Roe had nearly missed the whole episode, it had been so brief. They pondered together. Had Ernie changed his stripes? He had offered to do somebody a good turn when he volunteered to act as courier and save
that somebody a 60 mile journey. True, he probably would not have volunteered
if he knew whom he was serving. Or had
they been wrong about Ernie all along?
In the next week
or two, after a suitable recovery time, and a suitable time to cogitate on
things, Meg made up a batch of cookies.
She arranged some nicely on a fancy paper plate that would not have to
be returned and paid a call on Ernie. He
answered her knock and accepted the gift.

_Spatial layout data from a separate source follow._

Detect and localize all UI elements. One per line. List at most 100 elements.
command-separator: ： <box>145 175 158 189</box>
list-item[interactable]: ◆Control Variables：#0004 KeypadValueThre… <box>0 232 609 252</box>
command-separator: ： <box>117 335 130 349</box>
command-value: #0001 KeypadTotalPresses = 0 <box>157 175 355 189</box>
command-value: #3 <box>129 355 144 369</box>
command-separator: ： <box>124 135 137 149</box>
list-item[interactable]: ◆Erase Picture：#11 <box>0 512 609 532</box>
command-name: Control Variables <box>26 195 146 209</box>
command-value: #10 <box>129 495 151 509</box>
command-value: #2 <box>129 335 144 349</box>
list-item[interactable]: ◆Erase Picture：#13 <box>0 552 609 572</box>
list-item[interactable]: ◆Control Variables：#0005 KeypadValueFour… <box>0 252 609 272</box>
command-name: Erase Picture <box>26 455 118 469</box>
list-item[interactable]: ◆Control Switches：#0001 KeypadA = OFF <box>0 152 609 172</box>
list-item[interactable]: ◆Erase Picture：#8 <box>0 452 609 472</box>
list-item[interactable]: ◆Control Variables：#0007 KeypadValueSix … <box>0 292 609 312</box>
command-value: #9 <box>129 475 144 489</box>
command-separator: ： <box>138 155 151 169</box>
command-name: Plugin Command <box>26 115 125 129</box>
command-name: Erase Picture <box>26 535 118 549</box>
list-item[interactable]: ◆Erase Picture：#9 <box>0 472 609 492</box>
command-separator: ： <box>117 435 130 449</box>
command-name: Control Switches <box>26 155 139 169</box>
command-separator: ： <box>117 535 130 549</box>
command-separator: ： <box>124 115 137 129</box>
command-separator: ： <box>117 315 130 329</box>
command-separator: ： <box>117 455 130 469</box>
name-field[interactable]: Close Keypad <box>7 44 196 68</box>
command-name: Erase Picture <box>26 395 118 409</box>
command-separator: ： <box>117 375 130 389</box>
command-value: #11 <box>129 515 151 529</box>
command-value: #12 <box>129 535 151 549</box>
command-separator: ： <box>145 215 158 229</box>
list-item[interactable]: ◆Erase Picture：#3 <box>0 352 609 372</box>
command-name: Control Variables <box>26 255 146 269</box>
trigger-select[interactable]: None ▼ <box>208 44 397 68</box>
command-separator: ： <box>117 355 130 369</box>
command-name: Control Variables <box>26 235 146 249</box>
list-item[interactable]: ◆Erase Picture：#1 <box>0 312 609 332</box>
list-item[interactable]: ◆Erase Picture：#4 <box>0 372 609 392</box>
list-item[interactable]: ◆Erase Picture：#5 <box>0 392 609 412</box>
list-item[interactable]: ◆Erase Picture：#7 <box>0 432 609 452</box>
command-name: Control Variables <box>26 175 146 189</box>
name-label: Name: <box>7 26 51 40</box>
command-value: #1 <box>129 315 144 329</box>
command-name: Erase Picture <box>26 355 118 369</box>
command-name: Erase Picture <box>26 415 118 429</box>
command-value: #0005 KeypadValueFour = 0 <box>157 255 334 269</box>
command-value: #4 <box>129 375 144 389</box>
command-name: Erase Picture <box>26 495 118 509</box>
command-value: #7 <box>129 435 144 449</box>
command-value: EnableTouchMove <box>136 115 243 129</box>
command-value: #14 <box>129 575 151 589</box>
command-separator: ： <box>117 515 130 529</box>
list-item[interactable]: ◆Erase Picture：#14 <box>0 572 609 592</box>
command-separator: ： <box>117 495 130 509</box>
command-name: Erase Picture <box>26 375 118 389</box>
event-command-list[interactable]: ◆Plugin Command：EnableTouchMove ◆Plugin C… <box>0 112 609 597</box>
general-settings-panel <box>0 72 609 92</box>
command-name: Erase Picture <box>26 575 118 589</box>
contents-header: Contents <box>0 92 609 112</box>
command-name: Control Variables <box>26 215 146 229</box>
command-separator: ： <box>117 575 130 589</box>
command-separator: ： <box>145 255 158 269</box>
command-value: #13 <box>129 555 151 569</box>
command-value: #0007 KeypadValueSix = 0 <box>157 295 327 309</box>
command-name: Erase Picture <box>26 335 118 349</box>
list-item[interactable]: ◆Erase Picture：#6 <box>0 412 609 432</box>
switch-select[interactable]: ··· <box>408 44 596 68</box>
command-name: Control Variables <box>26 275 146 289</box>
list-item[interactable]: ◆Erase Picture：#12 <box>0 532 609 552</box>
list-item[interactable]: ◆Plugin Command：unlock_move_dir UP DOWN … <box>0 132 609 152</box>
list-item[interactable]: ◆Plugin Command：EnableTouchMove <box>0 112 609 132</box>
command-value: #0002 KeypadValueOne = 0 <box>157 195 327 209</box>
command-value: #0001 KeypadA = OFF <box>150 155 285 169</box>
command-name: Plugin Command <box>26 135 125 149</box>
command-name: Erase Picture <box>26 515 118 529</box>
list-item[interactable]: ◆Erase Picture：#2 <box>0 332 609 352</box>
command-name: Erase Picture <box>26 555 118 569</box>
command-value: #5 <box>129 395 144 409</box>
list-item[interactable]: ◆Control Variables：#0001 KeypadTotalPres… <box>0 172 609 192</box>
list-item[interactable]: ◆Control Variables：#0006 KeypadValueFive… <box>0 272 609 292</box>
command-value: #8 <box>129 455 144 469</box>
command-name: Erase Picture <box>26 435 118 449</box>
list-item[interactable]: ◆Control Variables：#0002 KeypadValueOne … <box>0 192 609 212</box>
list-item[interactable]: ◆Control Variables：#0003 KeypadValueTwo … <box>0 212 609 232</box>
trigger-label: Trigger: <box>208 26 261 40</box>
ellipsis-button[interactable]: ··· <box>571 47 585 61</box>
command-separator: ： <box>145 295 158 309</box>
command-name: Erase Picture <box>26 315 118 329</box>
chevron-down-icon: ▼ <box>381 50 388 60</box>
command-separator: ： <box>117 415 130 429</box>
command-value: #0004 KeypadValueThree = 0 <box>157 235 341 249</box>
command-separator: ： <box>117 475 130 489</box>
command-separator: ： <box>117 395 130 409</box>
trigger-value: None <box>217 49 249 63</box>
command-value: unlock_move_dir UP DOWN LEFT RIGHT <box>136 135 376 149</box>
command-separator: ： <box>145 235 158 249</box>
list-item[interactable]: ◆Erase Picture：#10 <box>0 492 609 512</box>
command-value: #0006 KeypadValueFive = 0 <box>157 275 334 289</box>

The conversation was brief and one sided, Meg again expressing her
gratitude and asking Ernie to accept her gift as a token of her
appreciation. Ernie said little if
anything.
Did Ernie eat
those cookies? Like Meg, did Ernie
suspect that some of those chocolate chips might be Exlax? Meg said she wasn’t concerned about
that. She had made the effort. She had returned Ernie’s favor. What he did with her gift was his
business.
There it ended
for the time being. Both fighters
returned to their corners it seemed, to rest and to prepare to resume the
battle, maybe.
The zoning
commission granted Ernie a variance which allowed him to continue using his
former business place as a residence. Ernie
used his place to manufacture, display and sell some artistic creations, so he
wasn’t entirely out of compliance. The
fence that began life as the enclosure for a beer garden now protected Ernie’s
privacy and hid from public eye things that might not have found favor in the
eyes of the compliance officer.
Ernie has
managed to find himself in court since then, not as defendant, but as
plaintiff, in a harassment suit. Imagine
that. Meg isn’t involved in this one.
Life goes on in
small town America. Neighbors settle
their disputes with words, mostly. There
was a fistfight at a county commissioner’s meeting 20 or 30 years ago. It didn’t last long. Most folks sided with the aggressor. Harry had it coming to him, they said.
Aren’t we glad
that issues are settled with elections and meetings and, once in a while, in
the courtroom? It could be worse. Watch the news.